Amanda Burton, 75th Civil Engineer Group’s Environmental Branch Chief, said detonation is environmentally the best, current way to dispose of these large rocket motors. Since 2012, more than 300 motors have been destroyed at the UTTR. The UTTR is the only permitted location in the United States where these detonations can be done.

“We want to do this work without adversely affecting our neighbors and the environment," Burton said.

Large detonations do create sound waves, and before each operation at the UTTR, the Air Force takes atmospheric readings to check wind speed and direction and other weather factors. This data is entered into a sound prediction model to determine if conditions are acceptable for a detonation. If the model predicts that sound is going to be louder than permitted levels at locations along the Wasatch Front, the detonations are delayed.

No sound prediction model, however, can be 100 percent accurate all the time, she said.
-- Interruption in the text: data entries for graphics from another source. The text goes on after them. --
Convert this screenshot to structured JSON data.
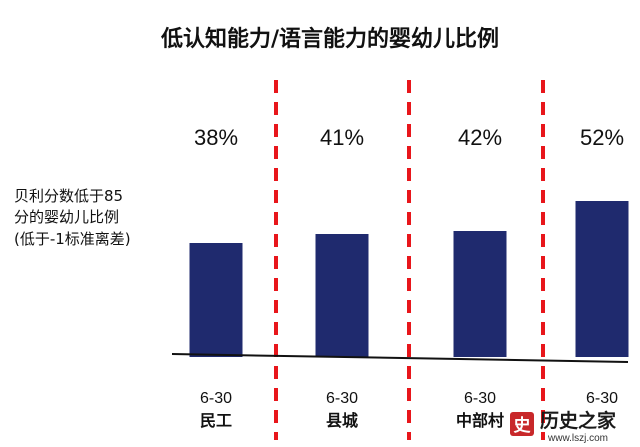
{
  "chart_data": {
    "type": "bar",
    "title": "低认知能力/语言能力的婴幼儿比例",
    "ylabel_lines": [
      "贝利分数低于85",
      "分的婴幼儿比例",
      "(低于-1标准离差)"
    ],
    "categories": [
      {
        "age": "6-30",
        "group": "民工"
      },
      {
        "age": "6-30",
        "group": "县城"
      },
      {
        "age": "6-30",
        "group": "中部村"
      },
      {
        "age": "6-30",
        "group": ""
      }
    ],
    "values": [
      38,
      41,
      42,
      52
    ],
    "value_labels": [
      "38%",
      "41%",
      "42%",
      "52%"
    ],
    "ylim": [
      0,
      100
    ],
    "grid": false,
    "legend": "none",
    "colors": {
      "bar": "#1f2a6e",
      "separator": "#e8161b",
      "axis": "#111111"
    }
  },
  "watermark": {
    "text": "历史之家",
    "url": "www.lszj.com",
    "seal_char": "史",
    "seal_color": "#c8282a"
  }
}
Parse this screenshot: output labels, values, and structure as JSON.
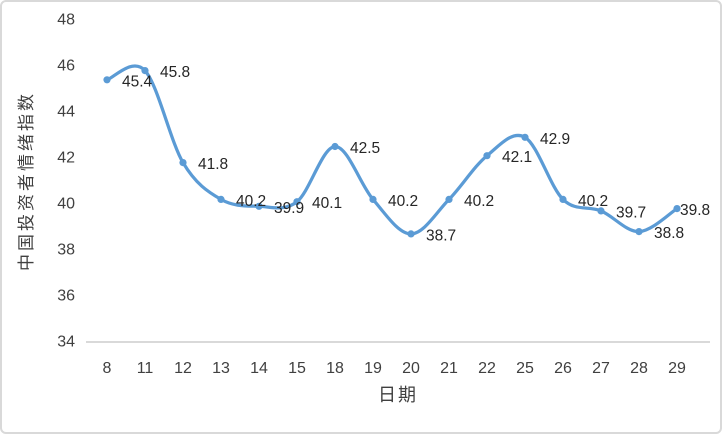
{
  "window": {
    "background_color": "#ffffff",
    "border_color": "#d9d9d9"
  },
  "chart_data": {
    "type": "line",
    "title": "",
    "xlabel": "日期",
    "ylabel": "中国投资者情绪指数",
    "categories": [
      "8",
      "11",
      "12",
      "13",
      "14",
      "15",
      "18",
      "19",
      "20",
      "21",
      "22",
      "25",
      "26",
      "27",
      "28",
      "29"
    ],
    "values": [
      45.4,
      45.8,
      41.8,
      40.2,
      39.9,
      40.1,
      42.5,
      40.2,
      38.7,
      40.2,
      42.1,
      42.9,
      40.2,
      39.7,
      38.8,
      39.8
    ],
    "data_labels": [
      "45.4",
      "45.8",
      "41.8",
      "40.2",
      "39.9",
      "40.1",
      "42.5",
      "40.2",
      "38.7",
      "40.2",
      "42.1",
      "42.9",
      "40.2",
      "39.7",
      "38.8",
      "39.8"
    ],
    "ylim": [
      34,
      48
    ],
    "ytick_interval": 2,
    "yticks": [
      "34",
      "36",
      "38",
      "40",
      "42",
      "44",
      "46",
      "48"
    ],
    "grid": false,
    "legend_position": "none",
    "smooth_line": true,
    "colors": {
      "line": "#5B9BD5",
      "marker": "#5B9BD5",
      "tick_text": "#404040",
      "data_label_text": "#262626",
      "axis_line": "#d9d9d9"
    }
  }
}
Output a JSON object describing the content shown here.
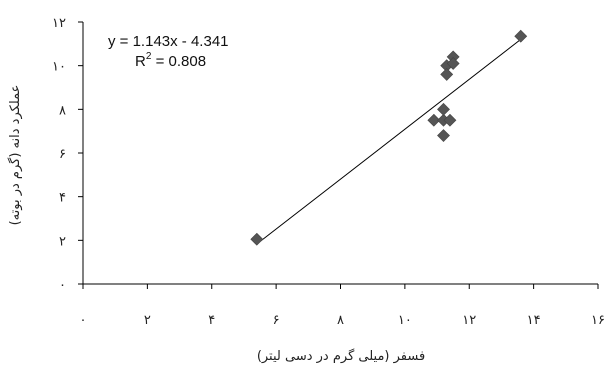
{
  "chart_data": {
    "type": "scatter",
    "xlabel": "فسفر (میلی گرم در دسی لیتر)",
    "ylabel": "عملکرد دانه (گرم در بوته)",
    "xlim": [
      0,
      16
    ],
    "ylim": [
      0,
      12
    ],
    "x_ticks": [
      0,
      2,
      4,
      6,
      8,
      10,
      12,
      14,
      16
    ],
    "y_ticks": [
      0,
      2,
      4,
      6,
      8,
      10,
      12
    ],
    "x_tick_labels": [
      "۰",
      "۲",
      "۴",
      "۶",
      "۸",
      "۱۰",
      "۱۲",
      "۱۴",
      "۱۶"
    ],
    "y_tick_labels": [
      "۰",
      "۲",
      "۴",
      "۶",
      "۸",
      "۱۰",
      "۱۲"
    ],
    "grid": false,
    "marker": "diamond",
    "marker_color": "#555555",
    "line_color": "#000000",
    "series": [
      {
        "x": [
          5.4,
          10.9,
          11.2,
          11.2,
          11.2,
          11.3,
          11.3,
          11.4,
          11.5,
          11.5,
          13.6
        ],
        "y": [
          2.05,
          7.5,
          7.5,
          8.0,
          6.8,
          10.0,
          9.6,
          7.5,
          10.4,
          10.1,
          11.35
        ]
      }
    ],
    "trendline": {
      "slope": 1.143,
      "intercept": -4.341
    },
    "annotations": {
      "equation": "y = 1.143x - 4.341",
      "r2_prefix": "R",
      "r2_sup": "2",
      "r2_suffix": " = 0.808"
    }
  }
}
On a few occasions over the years, some residents in northern Utah have felt vibrations and shaking minutes after a detonation on the range, which is approximately 80 miles west of Salt Lake City in Utah’s west desert.

"Atmospheric conditions can change rapidly between the time we take a reading and the actual detonation,” Burton said. “This current model we’re using is a very reliable tool in determining how far sound from a detonation will travel from the UTTR.”

Depending on weather conditions, one or two detonations are planned per week through September at the UTTR. This is subject to change based on weather, workload and other factors.